Comment so glad to see EA is back in the game again. (Score 5, Funny) 197

after the latest SimCity i was afraid i might never see EA release another title again. However with this latest acquisition i can see EA is still dedicated to the tradition of alienating consumers, infuriating players, and pedaling the franchise ever further into the dirt. A worry had crossed my mind that perhaps they might suddenly change direction, or maybe continue the sincere course the original developers had maintained for so long in order to foster a thriving online gaming community. Yet once i heard "EA was unavailable for comment," I signed in relief and smiled to myself, knowing somewhere, somehow, John Riccitiello's biggest care in the world was trying to find a port of call that not only offered both legitimate cuban cigars as well as fine vintage scotch, but could also fit the likes of his superyacht in on short-notice. Carry on you brave pioneer of the digital age.

Comment you're mistaken Bennett (Score 1) 114

Its facebook, hence youre the product.

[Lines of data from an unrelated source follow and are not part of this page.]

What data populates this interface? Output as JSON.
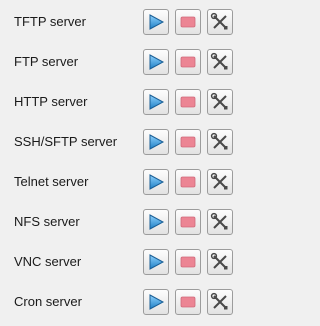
{
  "services": [
    {
      "label": "TFTP server"
    },
    {
      "label": "FTP server"
    },
    {
      "label": "HTTP server"
    },
    {
      "label": "SSH/SFTP server"
    },
    {
      "label": "Telnet server"
    },
    {
      "label": "NFS server"
    },
    {
      "label": "VNC server"
    },
    {
      "label": "Cron server"
    }
  ],
  "icons": {
    "start": "play-icon",
    "stop": "stop-icon",
    "settings": "tools-icon"
  },
  "colors": {
    "play": "#3aa0e0",
    "stop": "#e77a8a",
    "tools": "#555555"
  }
}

The product does not complain or pout or campaign. The product is sold to the market, and as long as a market exists for gender based hate speech the pages will exist as well.

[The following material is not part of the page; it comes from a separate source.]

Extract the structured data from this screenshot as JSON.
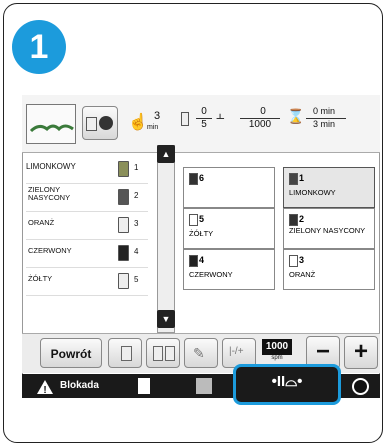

now, with Nissan, you are a consumer. if you as a consumer dont appreciate their marketing on these pages then by all means direct your complaints to them. in turn Nissan will demand a partial refund for poor demographic targeting and insist facebook fine-tune its system to prevent further unrest and complaint from their customers.

Comment if it happens it will be a token gesture. (Score 1) 257

carriers and handset manufacturers have absolutely no incentive to make this happen. a market for phone theft insurance exists already, and the ability to disable a stolen phone would arguably reduce the number of phones providers could vend to a specific customer. District attorneys enjoy taking up cause celebre things like 'phone kill switches' because its an election year for most of these guys. rampant theft of the most coveted cellphones is a side effect of the philosophy of futility. That the very idea one might lose their bugati, prada, or iPhone is not only understood, but actively encouraged by advertisers subconsciously as a selling point of the product. exclusivity, social inequality, and elitism are all parts of the culture of conspicuous consumption we've all agreed are acceptable, nay, even ancicipated.

the effective solution is to keep expensive personal electronics secured on your person or away from view in questionable or dangerous areas and situations, or simply stop keeping up with the joneses and start buying something practical and affordable.